All these considerations emphasize the differences in seismic behavior and especially in coseismic slip rate variations along the NW and SE segments of the NTF. Southwest of the fold, a major dextral strike-slip fault (the North Mishu fault), located in the extension of the NTF, clearly offsets the drainage network. Near the Khajeh-Marjan village (see Fig. 4 for location), the NW segment of the NTF crosses several generations of alluvial fans (the chronological classification is based on shear erosion).
In addition, the drainage pattern on both sides of the lake indicates a paleoflow direction to the northeast. Eastward view of the main fault plane west of Lake Ghurugol (between Shebli and the lake in Figure 4). Morphostructural map and simplified N–S cross-section of the eastern end of the TFS within the Bozghush area (see Fig. 2 for location).

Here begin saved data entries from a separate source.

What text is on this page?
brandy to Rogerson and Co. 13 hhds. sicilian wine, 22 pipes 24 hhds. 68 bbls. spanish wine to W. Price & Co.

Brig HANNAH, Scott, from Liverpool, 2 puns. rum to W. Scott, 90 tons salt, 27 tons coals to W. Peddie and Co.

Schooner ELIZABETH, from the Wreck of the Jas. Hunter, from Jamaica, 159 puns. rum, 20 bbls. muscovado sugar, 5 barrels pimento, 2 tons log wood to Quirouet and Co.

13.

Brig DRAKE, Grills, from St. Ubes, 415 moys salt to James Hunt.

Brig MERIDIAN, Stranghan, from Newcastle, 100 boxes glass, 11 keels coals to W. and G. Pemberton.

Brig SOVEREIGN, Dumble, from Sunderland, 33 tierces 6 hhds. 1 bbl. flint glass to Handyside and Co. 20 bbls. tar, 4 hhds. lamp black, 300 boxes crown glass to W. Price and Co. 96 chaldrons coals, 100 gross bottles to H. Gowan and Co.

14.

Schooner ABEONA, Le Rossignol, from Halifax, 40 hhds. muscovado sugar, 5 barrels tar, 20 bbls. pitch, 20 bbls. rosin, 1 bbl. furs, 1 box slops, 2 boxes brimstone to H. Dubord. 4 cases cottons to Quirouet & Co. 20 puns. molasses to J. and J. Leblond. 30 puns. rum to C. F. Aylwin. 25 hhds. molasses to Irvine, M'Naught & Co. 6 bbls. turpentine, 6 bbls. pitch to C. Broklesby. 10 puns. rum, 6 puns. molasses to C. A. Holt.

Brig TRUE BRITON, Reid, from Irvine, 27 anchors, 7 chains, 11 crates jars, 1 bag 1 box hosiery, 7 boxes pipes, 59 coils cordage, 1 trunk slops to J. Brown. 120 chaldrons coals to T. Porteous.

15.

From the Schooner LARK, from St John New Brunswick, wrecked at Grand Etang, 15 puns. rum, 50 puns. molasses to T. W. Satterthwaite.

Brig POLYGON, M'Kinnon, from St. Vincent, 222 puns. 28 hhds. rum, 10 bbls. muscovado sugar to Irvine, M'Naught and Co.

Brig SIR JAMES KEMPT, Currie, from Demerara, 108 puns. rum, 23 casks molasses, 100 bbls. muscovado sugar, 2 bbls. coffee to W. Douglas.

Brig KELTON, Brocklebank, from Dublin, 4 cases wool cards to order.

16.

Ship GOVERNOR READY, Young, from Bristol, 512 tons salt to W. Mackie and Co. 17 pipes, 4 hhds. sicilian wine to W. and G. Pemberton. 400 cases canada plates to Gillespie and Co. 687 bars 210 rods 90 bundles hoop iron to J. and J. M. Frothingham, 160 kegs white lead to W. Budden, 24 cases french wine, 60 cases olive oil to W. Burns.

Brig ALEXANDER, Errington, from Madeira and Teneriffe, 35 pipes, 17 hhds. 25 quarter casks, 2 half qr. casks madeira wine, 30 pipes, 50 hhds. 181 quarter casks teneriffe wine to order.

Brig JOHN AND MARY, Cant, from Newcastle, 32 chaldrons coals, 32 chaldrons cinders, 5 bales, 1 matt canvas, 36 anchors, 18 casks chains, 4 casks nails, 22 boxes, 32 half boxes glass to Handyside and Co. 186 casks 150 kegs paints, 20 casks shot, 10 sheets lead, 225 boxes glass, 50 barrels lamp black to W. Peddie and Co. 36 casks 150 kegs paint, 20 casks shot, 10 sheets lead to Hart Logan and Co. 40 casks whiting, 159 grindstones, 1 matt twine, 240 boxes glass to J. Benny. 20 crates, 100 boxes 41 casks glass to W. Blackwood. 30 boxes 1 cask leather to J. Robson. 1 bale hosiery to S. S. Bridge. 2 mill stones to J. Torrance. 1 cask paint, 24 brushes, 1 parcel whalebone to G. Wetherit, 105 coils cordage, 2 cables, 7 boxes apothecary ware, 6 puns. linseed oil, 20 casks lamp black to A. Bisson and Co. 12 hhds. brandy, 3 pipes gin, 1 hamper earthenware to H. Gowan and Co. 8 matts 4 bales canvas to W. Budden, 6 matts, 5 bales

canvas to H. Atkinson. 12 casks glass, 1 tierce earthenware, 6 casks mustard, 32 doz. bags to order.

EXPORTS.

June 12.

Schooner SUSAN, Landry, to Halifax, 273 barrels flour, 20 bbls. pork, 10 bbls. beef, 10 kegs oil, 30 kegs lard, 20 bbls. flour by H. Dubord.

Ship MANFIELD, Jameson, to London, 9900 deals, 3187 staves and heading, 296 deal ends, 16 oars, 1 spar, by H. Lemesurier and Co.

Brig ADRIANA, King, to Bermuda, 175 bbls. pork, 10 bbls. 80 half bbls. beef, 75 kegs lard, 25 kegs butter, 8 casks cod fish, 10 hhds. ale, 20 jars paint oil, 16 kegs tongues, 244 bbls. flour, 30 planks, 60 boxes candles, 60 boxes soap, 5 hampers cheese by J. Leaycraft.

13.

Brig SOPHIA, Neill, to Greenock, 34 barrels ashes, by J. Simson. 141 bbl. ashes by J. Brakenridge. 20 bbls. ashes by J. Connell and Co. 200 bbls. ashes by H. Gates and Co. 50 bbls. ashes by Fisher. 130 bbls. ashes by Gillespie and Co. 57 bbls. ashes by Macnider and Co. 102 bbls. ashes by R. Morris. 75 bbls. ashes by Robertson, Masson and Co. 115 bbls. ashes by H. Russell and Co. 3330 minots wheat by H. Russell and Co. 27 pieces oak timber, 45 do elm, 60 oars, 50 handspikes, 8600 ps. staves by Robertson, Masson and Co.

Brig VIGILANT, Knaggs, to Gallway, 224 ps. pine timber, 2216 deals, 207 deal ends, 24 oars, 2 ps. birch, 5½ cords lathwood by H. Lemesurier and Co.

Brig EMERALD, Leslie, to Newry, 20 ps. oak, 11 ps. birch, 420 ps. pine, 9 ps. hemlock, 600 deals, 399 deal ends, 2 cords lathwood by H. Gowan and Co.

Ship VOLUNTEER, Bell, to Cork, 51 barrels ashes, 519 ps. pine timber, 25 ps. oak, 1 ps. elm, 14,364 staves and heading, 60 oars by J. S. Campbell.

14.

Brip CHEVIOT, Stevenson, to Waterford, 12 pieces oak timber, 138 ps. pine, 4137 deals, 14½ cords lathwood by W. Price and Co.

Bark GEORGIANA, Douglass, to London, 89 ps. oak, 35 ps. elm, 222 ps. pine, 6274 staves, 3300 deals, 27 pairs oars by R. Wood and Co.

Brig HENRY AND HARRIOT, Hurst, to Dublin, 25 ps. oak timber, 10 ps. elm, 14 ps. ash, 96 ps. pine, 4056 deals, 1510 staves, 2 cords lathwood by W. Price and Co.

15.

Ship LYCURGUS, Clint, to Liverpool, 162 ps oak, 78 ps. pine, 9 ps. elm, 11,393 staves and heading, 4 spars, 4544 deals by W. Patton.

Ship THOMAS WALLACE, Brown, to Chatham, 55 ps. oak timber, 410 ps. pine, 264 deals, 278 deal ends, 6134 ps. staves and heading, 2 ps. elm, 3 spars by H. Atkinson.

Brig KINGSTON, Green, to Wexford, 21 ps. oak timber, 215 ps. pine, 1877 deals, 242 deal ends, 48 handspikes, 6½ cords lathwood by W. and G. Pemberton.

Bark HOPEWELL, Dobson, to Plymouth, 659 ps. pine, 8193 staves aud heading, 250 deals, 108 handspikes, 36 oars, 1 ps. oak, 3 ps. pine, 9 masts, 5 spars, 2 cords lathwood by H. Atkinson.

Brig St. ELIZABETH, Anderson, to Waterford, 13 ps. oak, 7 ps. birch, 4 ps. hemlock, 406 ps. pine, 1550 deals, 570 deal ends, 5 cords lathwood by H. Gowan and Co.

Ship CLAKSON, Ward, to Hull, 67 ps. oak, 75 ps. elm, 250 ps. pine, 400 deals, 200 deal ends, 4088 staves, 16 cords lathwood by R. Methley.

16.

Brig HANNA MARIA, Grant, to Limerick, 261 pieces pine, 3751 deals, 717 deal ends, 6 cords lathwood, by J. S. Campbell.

Much of the NTF's strike-slip component is accommodated along the various oblique inverse faults, primarily E–. Evidence of recent right-lateral shifts along the SE segment of the NTF near sites 1 and 2. The pierce points are marked by black arrows on either side of the fracture trace.
The fault lines bounding both sides of the hill have eroded the Late Quaternary (LQ) deposits. Detailed topographical map based on a digital elevation model (DEM) derived from differential global positioning system (DGPS) survey of the trench site 1. Reconstruction of key sedimentary unit geometries after the oldest paleo event found in T1bis and T1 trenches.
The width of the fault zone is about 5 m near the surface and less than 2 m at a depth of about 5 m.